In order to deliver their drug directly into the tumor microenvironment without harming the surrounding healthy cells, the researchers packaged the lactate inhibitor enzyme lactate oxidase into tiny nanocapsules. Apart from reducing lactate levels around and within solid tumors, the enzyme also releases hydrogen peroxide in the tumor, helping recruit and activate immune cells.
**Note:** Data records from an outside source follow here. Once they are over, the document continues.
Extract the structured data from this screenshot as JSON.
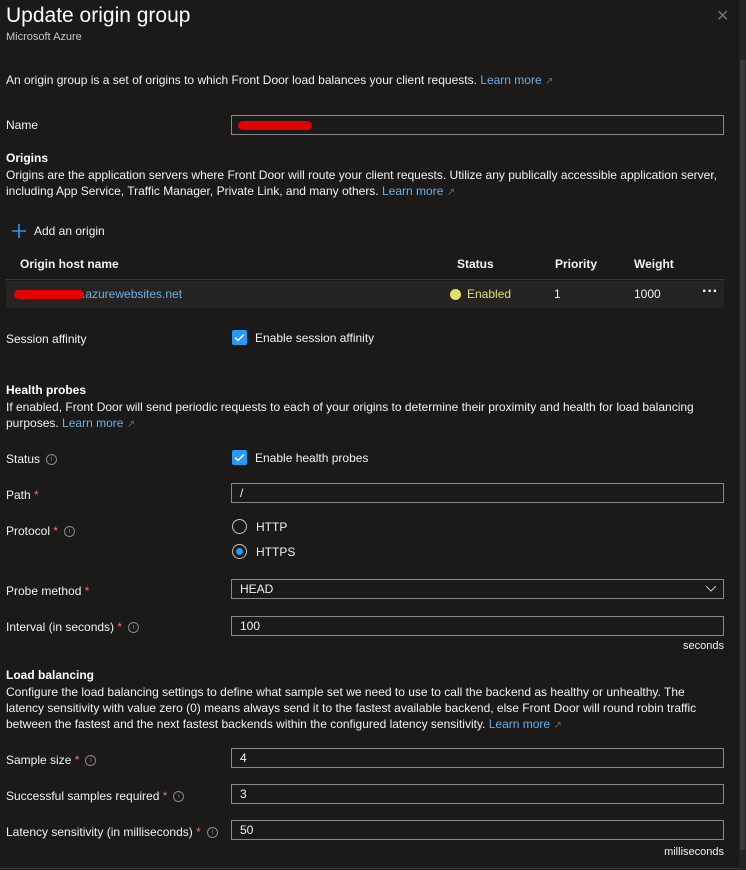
{
  "header": {
    "title": "Update origin group",
    "subtitle": "Microsoft Azure",
    "close_glyph": "✕"
  },
  "intro": {
    "text": "An origin group is a set of origins to which Front Door load balances your client requests.",
    "learn_more": "Learn more"
  },
  "name": {
    "label": "Name",
    "value": ""
  },
  "origins": {
    "heading": "Origins",
    "description": "Origins are the application servers where Front Door will route your client requests. Utilize any publically accessible application server, including App Service, Traffic Manager, Private Link, and many others.",
    "learn_more": "Learn more",
    "add_label": "Add an origin",
    "columns": [
      "Origin host name",
      "Status",
      "Priority",
      "Weight"
    ],
    "rows": [
      {
        "host_suffix": ".azurewebsites.net",
        "status": "Enabled",
        "priority": "1",
        "weight": "1000",
        "more": "···"
      }
    ]
  },
  "session_affinity": {
    "label": "Session affinity",
    "checkbox_label": "Enable session affinity",
    "checked": true
  },
  "health_probes": {
    "heading": "Health probes",
    "description": "If enabled, Front Door will send periodic requests to each of your origins to determine their proximity and health for load balancing purposes.",
    "learn_more": "Learn more",
    "status_label": "Status",
    "status_checkbox_label": "Enable health probes",
    "path_label": "Path",
    "path_value": "/",
    "protocol_label": "Protocol",
    "protocol_options": [
      "HTTP",
      "HTTPS"
    ],
    "protocol_selected": "HTTPS",
    "probe_method_label": "Probe method",
    "probe_method_value": "HEAD",
    "interval_label": "Interval (in seconds)",
    "interval_value": "100",
    "interval_unit": "seconds"
  },
  "load_balancing": {
    "heading": "Load balancing",
    "description": "Configure the load balancing settings to define what sample set we need to use to call the backend as healthy or unhealthy. The latency sensitivity with value zero (0) means always send it to the fastest available backend, else Front Door will round robin traffic between the fastest and the next fastest backends within the configured latency sensitivity.",
    "learn_more": "Learn more",
    "sample_size_label": "Sample size",
    "sample_size_value": "4",
    "successful_label": "Successful samples required",
    "successful_value": "3",
    "latency_label": "Latency sensitivity (in milliseconds)",
    "latency_value": "50",
    "latency_unit": "milliseconds"
  },
  "colors": {
    "background": "#1b1a19",
    "accent": "#2899f5",
    "link": "#69afe5",
    "status_enabled": "#dde36a",
    "required": "#f1707b"
  }
}
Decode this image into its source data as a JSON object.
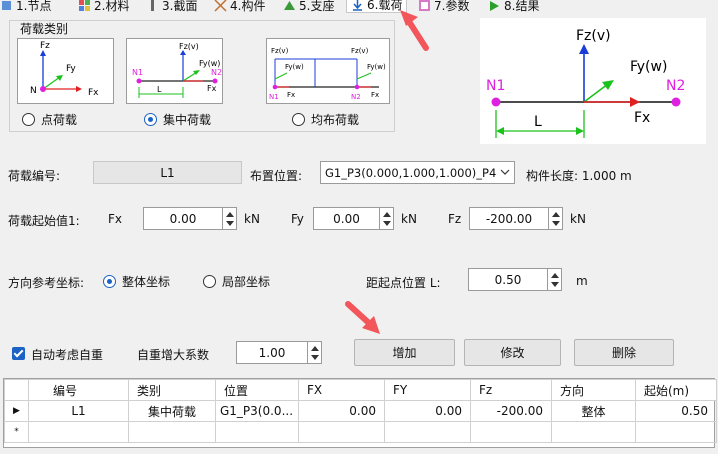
{
  "tabs": [
    {
      "label": "1.节点",
      "icon": "node-icon"
    },
    {
      "label": "2.材料",
      "icon": "material-icon"
    },
    {
      "label": "3.截面",
      "icon": "section-icon"
    },
    {
      "label": "4.构件",
      "icon": "member-icon"
    },
    {
      "label": "5.支座",
      "icon": "support-icon"
    },
    {
      "label": "6.载荷",
      "icon": "load-icon",
      "active": true
    },
    {
      "label": "7.参数",
      "icon": "param-icon"
    },
    {
      "label": "8.结果",
      "icon": "result-icon"
    }
  ],
  "load_type": {
    "title": "荷载类别",
    "options": [
      {
        "label": "点荷载",
        "selected": false
      },
      {
        "label": "集中荷载",
        "selected": true
      },
      {
        "label": "均布荷载",
        "selected": false
      }
    ],
    "thumb1": {
      "fz": "Fz",
      "fy": "Fy",
      "fx": "Fx",
      "n": "N"
    },
    "thumb2": {
      "fzv": "Fz(v)",
      "fyw": "Fy(w)",
      "fx": "Fx",
      "n1": "N1",
      "n2": "N2",
      "l": "L"
    },
    "thumb3": {
      "fzv_left": "Fz(v)",
      "fyw_left": "Fy(w)",
      "fzv_right": "Fz(v)",
      "fyw_right": "Fy(w)",
      "n1": "N1",
      "fx_left": "Fx",
      "n2": "N2",
      "fx_right": "Fx"
    }
  },
  "diagram": {
    "fzv": "Fz(v)",
    "fyw": "Fy(w)",
    "fx": "Fx",
    "n1": "N1",
    "n2": "N2",
    "l": "L"
  },
  "form": {
    "load_id_label": "荷载编号:",
    "load_id_value": "L1",
    "location_label": "布置位置:",
    "location_value": "G1_P3(0.000,1.000,1.000)_P4",
    "member_length": "构件长度: 1.000 m",
    "start_value_label": "荷载起始值1:",
    "fx_label": "Fx",
    "fx_value": "0.00",
    "fx_unit": "kN",
    "fy_label": "Fy",
    "fy_value": "0.00",
    "fy_unit": "kN",
    "fz_label": "Fz",
    "fz_value": "-200.00",
    "fz_unit": "kN",
    "direction_label": "方向参考坐标:",
    "global_coord": "整体坐标",
    "local_coord": "局部坐标",
    "distance_label": "距起点位置 L:",
    "distance_value": "0.50",
    "distance_unit": "m",
    "self_weight_label": "自动考虑自重",
    "amplify_label": "自重增大系数",
    "amplify_value": "1.00"
  },
  "buttons": {
    "add": "增加",
    "modify": "修改",
    "delete": "删除"
  },
  "table": {
    "headers": [
      "编号",
      "类别",
      "位置",
      "FX",
      "FY",
      "Fz",
      "方向",
      "起始(m)"
    ],
    "rows": [
      [
        "L1",
        "集中荷载",
        "G1_P3(0.0...",
        "0.00",
        "0.00",
        "-200.00",
        "整体",
        "0.50"
      ]
    ],
    "current_marker": "▶",
    "new_marker": "*"
  },
  "colors": {
    "accent": "#1b62c4",
    "annotation": "#f2555a",
    "node": "#e020e0",
    "green": "#1cc21c",
    "blue": "#1a3cd8",
    "red": "#e02020"
  }
}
“When lactate is reduced and hydrogen peroxide is released, it makes it easier for the immune system to work against the cancer,” said Zheng Cao, first author of the study and UCLA Samueli School of Engineering doctoral candidate in the department of chemical and biomolecular engineering.

The researchers tested their nanocapsule drug delivery system in mice with melanoma and triple-negative breast cancer, performing tumor growth measurements, survival curve analysis, RNA sequencing and immune cell population analysis. According to the scientists, reducing lactate and producing hydrogen peroxide encouraged immune cells to enter the tumor, increasing the number of relevant immune cells by two to five-fold.

“We found lactate oxidase nanocapsules helped prevent the immune system from being weakened and overcome the immune suppression caused by the tumor,” Cao said. “Moreover, this dual-action approach improved the success of a specific type of cancer immunotherapy treatment called immune checkpoint blockade and we believe it could be an effective strategy to help make cancer immunotherapy more effective.”

As a next step, the researchers will further explore the role of lactate oxidase nanocapsules in enhancing therapeutic effectiveness of chimeric antigen receptor (CAR) T-cell therapy for solid tumors.